Le député Jean Paul NGAHANGONDI à moitié soulagé par la condamnation de Bosco NTAGANDA

TO GO WITH AFP STORY "The tainted past of DR Congo's mutinous leaders" A picture taken on January 11, 2009 shows General Ntaganda Bosco (2ndL) walking escorted by comrades at his mountain base in Kabati, 40km north west of the provincial capital Goma. General Bosco Ntaganda, known as "Terminator", is accused by the Kinshasa government of being behind the three-month-old mutiny, but he has never publicly assumed that role, which officially goes to Colonel Sultani Makenga.

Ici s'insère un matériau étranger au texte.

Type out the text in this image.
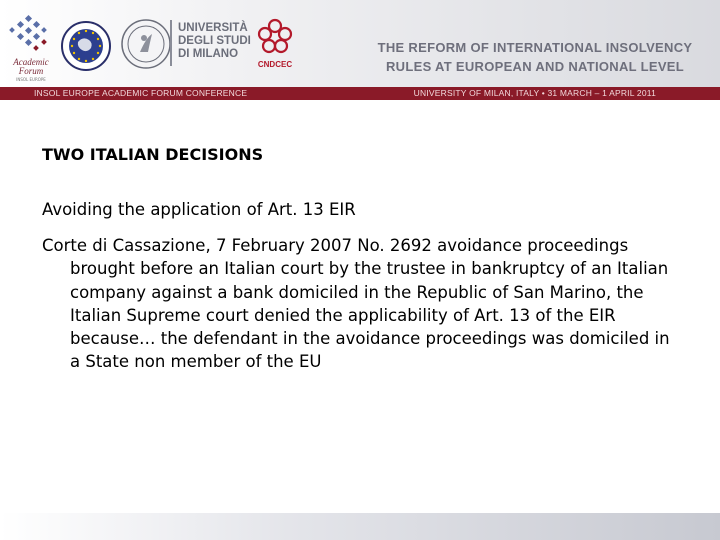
Academic Forum
INSOL EUROPE
UNIVERSITÀ
DEGLI STUDI
DI MILANO
CNDCEC
THE REFORM OF INTERNATIONAL INSOLVENCY
RULES AT EUROPEAN AND NATIONAL LEVEL
INSOL EUROPE ACADEMIC FORUM CONFERENCE	UNIVERSITY OF MILAN, ITALY • 31 MARCH – 1 APRIL 2011
TWO ITALIAN DECISIONS
Avoiding the application of Art. 13 EIR
Corte di Cassazione, 7 February 2007 No. 2692 avoidance proceedings brought before an Italian court by the trustee in bankruptcy of an Italian company against a bank domiciled in the Republic of San Marino, the Italian Supreme court denied the applicability of Art. 13 of the EIR because… the defendant in the avoidance proceedings was domiciled in a State non member of the EU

AFP PHOTO/ LIONEL HEALING

Le député provincial du Nord-Kivu et ancien coordonateur de l’ONG Convention pour le respect des droits humains (CRDH) s’est dit à moitié soulagé par  la condamnation de BOSCO Ntaganda. Les juges de la Cour pénale internationale (CPI) l’ont condamné à trente ans de prison. L’ex-milicien congolais avait été reconnu coupable de crimes contre l’humanité et de crimes de guerre le 8 juillet 2019.

Dans un entretien jeudi 8 novembre 2019 avec radio Moto Oicha, l’élu du territoire de Beni a cependant déploré le fait que la CPI ne s’est limitée qu’à la condamnation de cet ex-chef de guerre sans savoir qui l’ont soutenu.  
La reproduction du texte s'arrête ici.